Lear ve visiones que
son su propia locura, la muerte es opaca, refractaria a toda visión porque
cualquier visión es el reflejo de la propia muerte. En Isolda es diferente. La
muerte deja pasar un resquicio, es traslúcida a nuestra visión, a nuestras
demandas de sentido. Por tanto, mientras que para Lear la muerte es opaca, para
Isolda, es traslúcida; mientras que para Shakespeare la muerte es un límite
insuperable, para Wagner, la muerte es franqueable por el amor.
El amor está unido a la muerte, Wagner se atreve a
entrar en la contradicción vida-muerte, en el
binomio amor-muerte. Para él, ambos están unidos, son el mismo impulso
del espíritu. Más amor supone más muerte, lo que une es lo que separa. Entre el
yo y el ideal está el abismo.
La
muerte es ya transfiguradora,
sólo entrando en la muerte se entra en la nueva vida, porque sólo más allá de
la muerte está la realidad del Amor. El amor vence a la muerte porque ésta es
su aliada. Liebestod, la realización del deseo (unión, fusión, comunión de los
amantes) sólo es posible en la muerte transformadora.

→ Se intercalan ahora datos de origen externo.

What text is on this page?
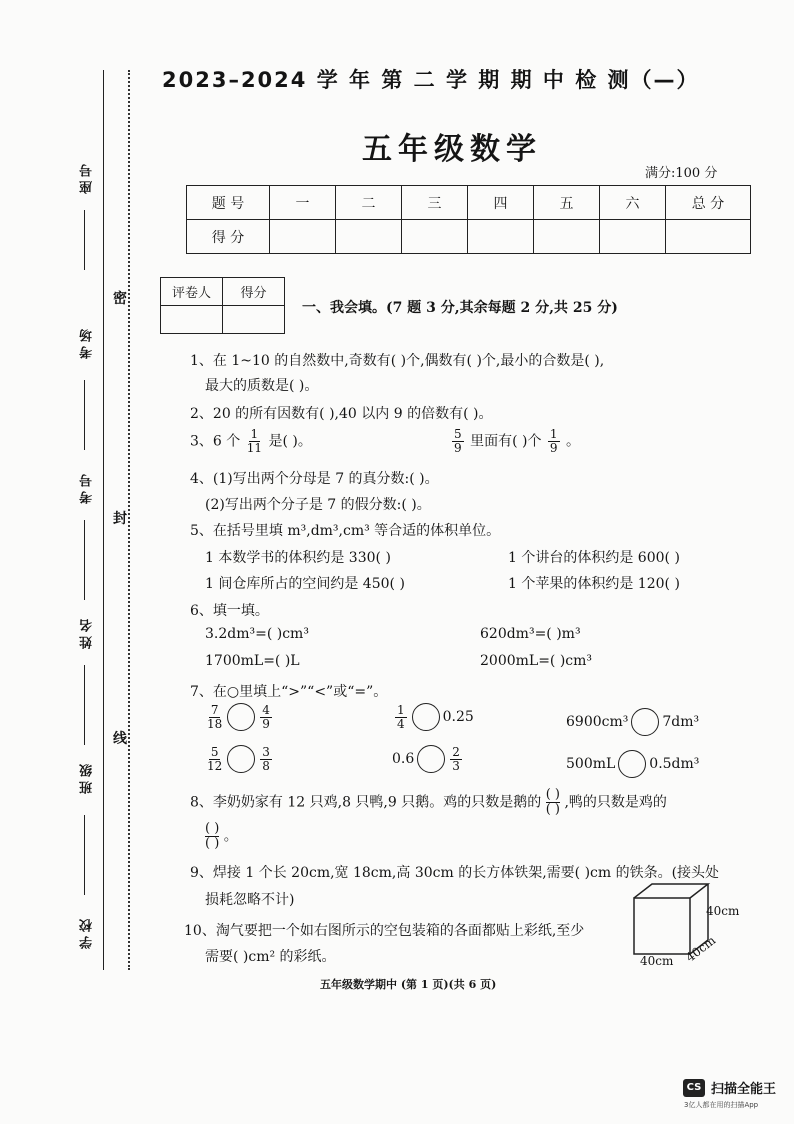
座号
考场
考号
姓名
班级
学校
密
封
线
2023–2024 学 年 第 二 学 期 期 中 检 测（—）
五年级数学
满分:100 分
题 号	一	二	三	四	五	六	总 分
得 分							
评卷人	得分

一、我会填。(7 题 3 分,其余每题 2 分,共 25 分)
1、在 1~10 的自然数中,奇数有( )个,偶数有( )个,最小的合数是( ),
最大的质数是( )。
2、20 的所有因数有( ),40 以内 9 的倍数有( )。
3、6 个 $\frac{1}{11}$ 是( )。	$\frac{5}{9}$ 里面有( )个 $\frac{1}{9}$ 。
4、(1)写出两个分母是 7 的真分数:( )。
(2)写出两个分子是 7 的假分数:( )。
5、在括号里填 m³,dm³,cm³ 等合适的体积单位。
1 本数学书的体积约是 330( )	1 个讲台的体积约是 600( )
1 间仓库所占的空间约是 450( )	1 个苹果的体积约是 120( )
6、填一填。
3.2dm³=( )cm³	620dm³=( )m³
1700mL=( )L	2000mL=( )cm³
7、在○里填上“>”“<”或“=”。
$\frac{7}{18}$	$\frac{4}{9}$	$\frac{1}{4}$	0.25	6900cm³ 7dm³
$\frac{5}{12}$	$\frac{3}{8}$	0.6	$\frac{2}{3}$	500mL 0.5dm³
8、李奶奶家有 12 只鸡,8 只鸭,9 只鹅。鸡的只数是鹅的 ( )
( ) ,鸭的只数是鸡的
( )
( ) 。
9、焊接 1 个长 20cm,宽 18cm,高 30cm 的长方体铁架,需要( )cm 的铁条。(接头处
损耗忽略不计)
10、淘气要把一个如右图所示的空包装箱的各面都贴上彩纸,至少
需要( )cm² 的彩纸。
40cm
40cm 40cm
五年级数学期中 (第 1 页)(共 6 页)
CS 扫描全能王
3亿人都在用的扫描App
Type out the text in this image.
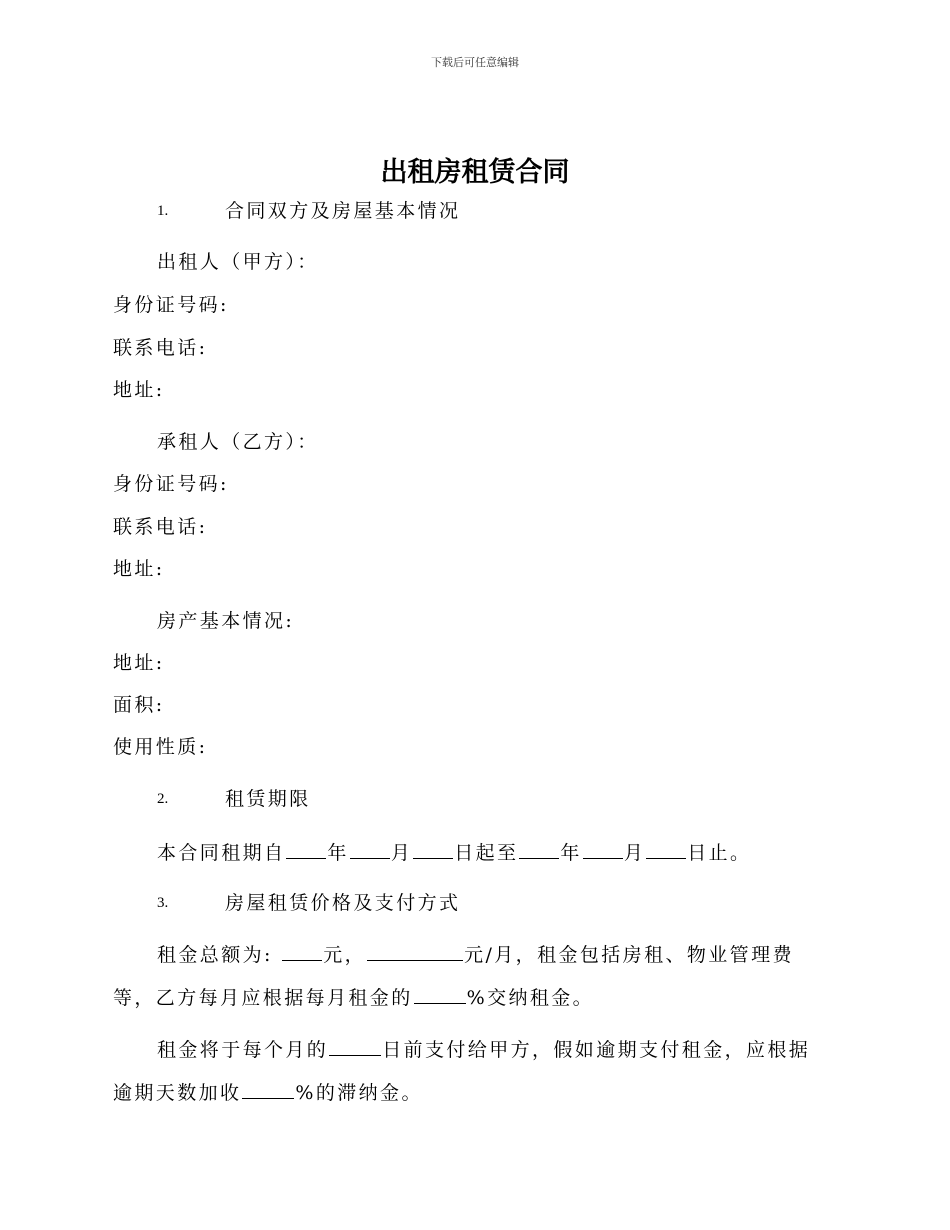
下载后可任意编辑
出租房租赁合同
1.	合同双方及房屋基本情况
出租人（甲方）：
身份证号码:
联系电话:
地址:
承租人（乙方）：
身份证号码:
联系电话:
地址:
房产基本情况:
地址:
面积:
使用性质:
2.	租赁期限
本合同租期自 年 月 日起至 年 月 日止。
3.	房屋租赁价格及支付方式
租金总额为: 元，	元/月，租金包括房租、物业管理费
等，乙方每月应根据每月租金的	%交纳租金。
租金将于每个月的	日前支付给甲方，假如逾期支付租金，应根据
逾期天数加收	%的滞纳金。
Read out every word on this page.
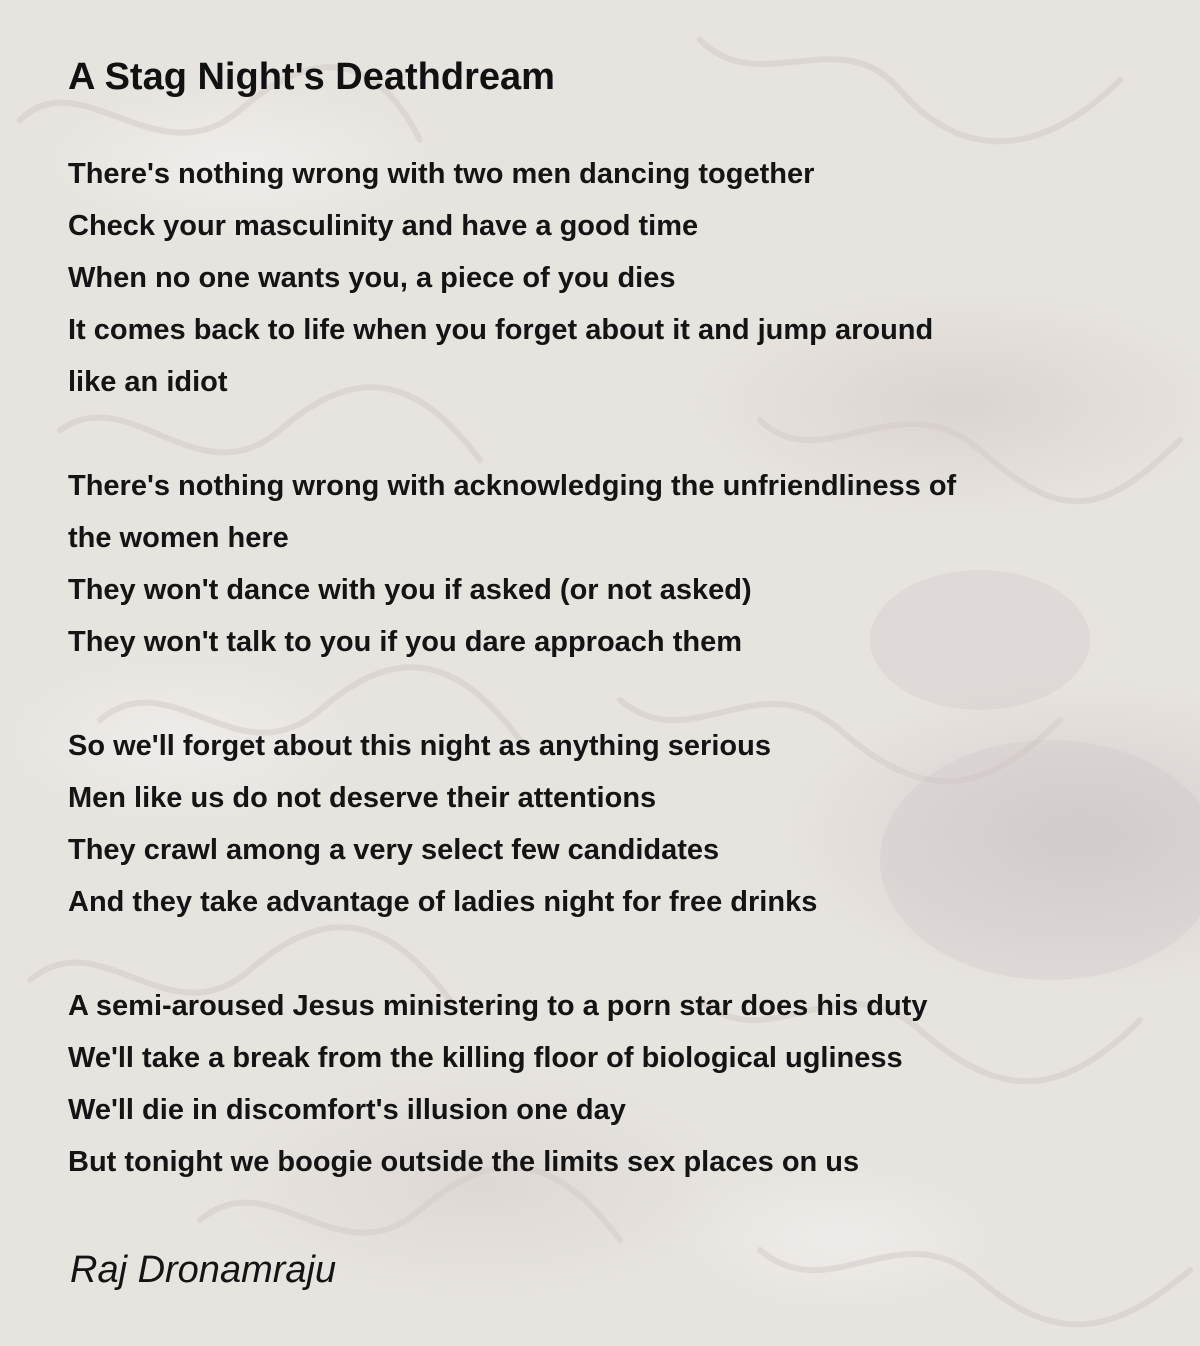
A Stag Night's Deathdream
There's nothing wrong with two men dancing together
Check your masculinity and have a good time
When no one wants you, a piece of you dies
It comes back to life when you forget about it and jump around
like an idiot
There's nothing wrong with acknowledging the unfriendliness of
the women here
They won't dance with you if asked (or not asked)
They won't talk to you if you dare approach them
So we'll forget about this night as anything serious
Men like us do not deserve their attentions
They crawl among a very select few candidates
And they take advantage of ladies night for free drinks
A semi-aroused Jesus ministering to a porn star does his duty
We'll take a break from the killing floor of biological ugliness
We'll die in discomfort's illusion one day
But tonight we boogie outside the limits sex places on us
Raj Dronamraju
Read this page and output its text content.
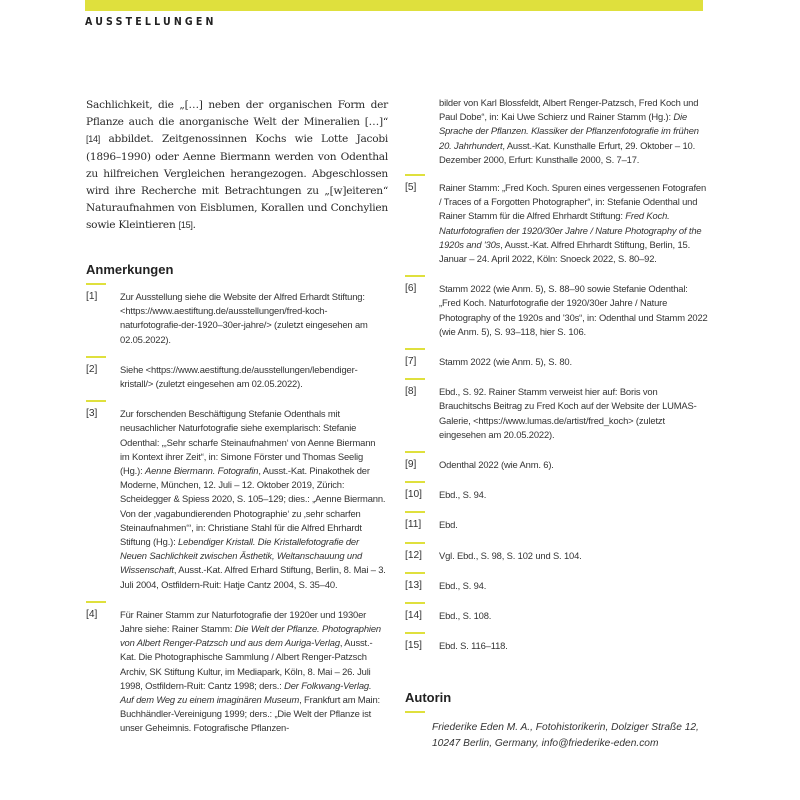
AUSSTELLUNGEN
Sachlichkeit, die „[…] neben der organischen Form der Pflanze auch die anorganische Welt der Mineralien […]“ [14] abbildet. Zeitgenossinnen Kochs wie Lotte Jacobi (1896–1990) oder Aenne Biermann werden von Odenthal zu hilfreichen Vergleichen herangezogen. Abgeschlossen wird ihre Recherche mit Betrachtungen zu „[w]eiteren“ Naturaufnahmen von Eisblumen, Korallen und Conchylien sowie Kleintieren [15].
Anmerkungen
[1]	Zur Ausstellung siehe die Website der Alfred Erhardt Stiftung: <https://www.aestiftung.de/ausstellungen/fred-koch-naturfotografie-der-1920–30er-jahre/> (zuletzt eingesehen am 02.05.2022).
[2]	Siehe <https://www.aestiftung.de/ausstellungen/lebendiger-kristall/> (zuletzt eingesehen am 02.05.2022).
[3]	Zur forschenden Beschäftigung Stefanie Odenthals mit neusachlicher Naturfotografie siehe exemplarisch: Stefanie Odenthal: „‚Sehr scharfe Steinaufnahmen‘ von Aenne Biermann im Kontext ihrer Zeit“, in: Simone Förster und Thomas Seelig (Hg.): Aenne Biermann. Fotografin, Ausst.-Kat. Pinakothek der Moderne, München, 12. Juli – 12. Oktober 2019, Zürich: Scheidegger & Spiess 2020, S. 105–129; dies.: „Aenne Biermann. Von der ‚vagabundierenden Photographie‘ zu ‚sehr scharfen Steinaufnahmen‘“, in: Christiane Stahl für die Alfred Ehrhardt Stiftung (Hg.): Lebendiger Kristall. Die Kristallefotografie der Neuen Sachlichkeit zwischen Ästhetik, Weltanschauung und Wissenschaft, Ausst.-Kat. Alfred Erhard Stiftung, Berlin, 8. Mai – 3. Juli 2004, Ostfildern-Ruit: Hatje Cantz 2004, S. 35–40.
[4]	Für Rainer Stamm zur Naturfotografie der 1920er und 1930er Jahre siehe: Rainer Stamm: Die Welt der Pflanze. Photographien von Albert Renger-Patzsch und aus dem Auriga-Verlag, Ausst.-Kat. Die Photographische Sammlung / Albert Renger-Patzsch Archiv, SK Stiftung Kultur, im Mediapark, Köln, 8. Mai – 26. Juli 1998, Ostfildern-Ruit: Cantz 1998; ders.: Der Folkwang-Verlag. Auf dem Weg zu einem imaginären Museum, Frankfurt am Main: Buchhändler-Vereinigung 1999; ders.: „Die Welt der Pflanze ist unser Geheimnis. Fotografische Pflanzen-
bilder von Karl Blossfeldt, Albert Renger-Patzsch, Fred Koch und Paul Dobe“, in: Kai Uwe Schierz und Rainer Stamm (Hg.): Die Sprache der Pflanzen. Klassiker der Pflanzenfotografie im frühen 20. Jahrhundert, Ausst.-Kat. Kunsthalle Erfurt, 29. Oktober – 10. Dezember 2000, Erfurt: Kunsthalle 2000, S. 7–17.
[5]	Rainer Stamm: „Fred Koch. Spuren eines vergessenen Fotografen / Traces of a Forgotten Photographer“, in: Stefanie Odenthal und Rainer Stamm für die Alfred Ehrhardt Stiftung: Fred Koch. Naturfotografien der 1920/30er Jahre / Nature Photography of the 1920s and '30s, Ausst.-Kat. Alfred Ehrhardt Stiftung, Berlin, 15. Januar – 24. April 2022, Köln: Snoeck 2022, S. 80–92.
[6]	Stamm 2022 (wie Anm. 5), S. 88–90 sowie Stefanie Odenthal: „Fred Koch. Naturfotografie der 1920/30er Jahre / Nature Photography of the 1920s and '30s“, in: Odenthal und Stamm 2022 (wie Anm. 5), S. 93–118, hier S. 106.
[7]	Stamm 2022 (wie Anm. 5), S. 80.
[8]	Ebd., S. 92. Rainer Stamm verweist hier auf: Boris von Brauchitschs Beitrag zu Fred Koch auf der Website der LUMAS-Galerie, <https://www.lumas.de/artist/fred_koch> (zuletzt eingesehen am 20.05.2022).
[9]	Odenthal 2022 (wie Anm. 6).
[10]	Ebd., S. 94.
[11]	Ebd.
[12]	Vgl. Ebd., S. 98, S. 102 und S. 104.
[13]	Ebd., S. 94.
[14]	Ebd., S. 108.
[15]	Ebd. S. 116–118.
Autorin
Friederike Eden M. A., Fotohistorikerin, Dolziger Straße 12, 10247 Berlin, Germany, info@friederike-eden.com
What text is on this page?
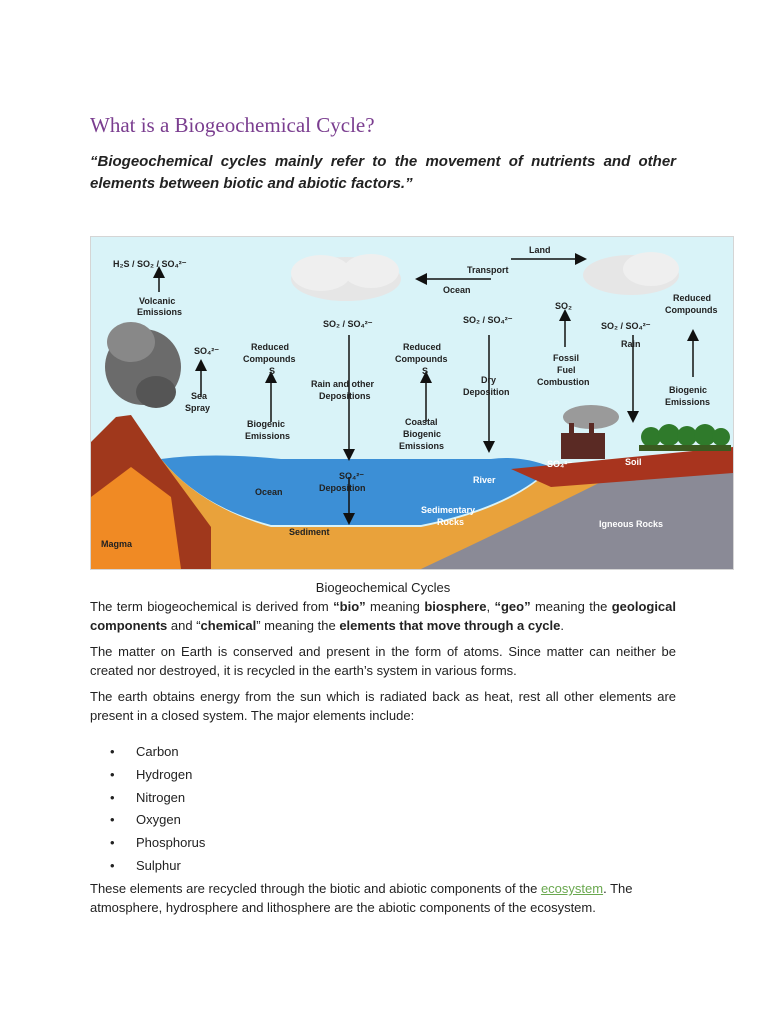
What is a Biogeochemical Cycle?

“Biogeochemical cycles mainly refer to the movement of nutrients and other elements between biotic and abiotic factors.”

H₂S / SO₂ / SO₄²⁻
Volcanic
Emissions
Land
Transport
Ocean
SO₂
SO₂ / SO₄²⁻	SO₂ / SO₄²⁻
SO₂ / SO₄²⁻
Reduced
Compounds
SO₄²⁻	Reduced
Compounds
S
Reduced
Compounds
S
Fossil
Fuel
Combustion
Rain
Sea
Spray
Rain and other
Depositions
Dry
Deposition	Biogenic
Emissions
Biogenic
Emissions
Coastal
Biogenic
Emissions
SO₄²⁻
Deposition
Ocean
River
SO₄²⁻	Soil
Sedimentary
Rocks	Igneous Rocks
Sediment
Magma

Biogeochemical Cycles

The term biogeochemical is derived from “bio” meaning biosphere, “geo” meaning the geological components and “chemical” meaning the elements that move through a cycle.

The matter on Earth is conserved and present in the form of atoms. Since matter can neither be created nor destroyed, it is recycled in the earth’s system in various forms.

The earth obtains energy from the sun which is radiated back as heat, rest all other elements are present in a closed system. The major elements include:

• Carbon
• Hydrogen
• Nitrogen
• Oxygen
• Phosphorus
• Sulphur

These elements are recycled through the biotic and abiotic components of the ecosystem. The atmosphere, hydrosphere and lithosphere are the abiotic components of the ecosystem.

Wagner pertenece al selecto club de los que se han
atrevido a entrar en la contradicción, una mezcla entre Hölderlin y Novalis.
Este último escribía ante la tumba de su amada:
Camino al otro mundo (...)
y seré liberado,
yaceré embriagado
en brazos del Amor.
La realización total del deseo, la fusión
infinita, la unión eterna de los amantes, se produce en la muerte
transfiguradora, esta es la realización total y trágica del deseo, ... desde
el principio hasta el fin, se sacia plenamente de una vez este amor,
escribía Wagner a Liszt en una célebre carta. Se consigue con la disolución de
los amantes en el torrente vital, en el flujo salvaje y brutal de la vida.
Liberación y catarsis al disolverse, al fundirse en el torrente de la vida con
el amado. Wagner aplica su mística del amor a la metafísica de Schopenhauer (el
mundo como representación: el mundo de las cosas físicas; y el mundo como
voluntad: el torrente vital que crea y destruye).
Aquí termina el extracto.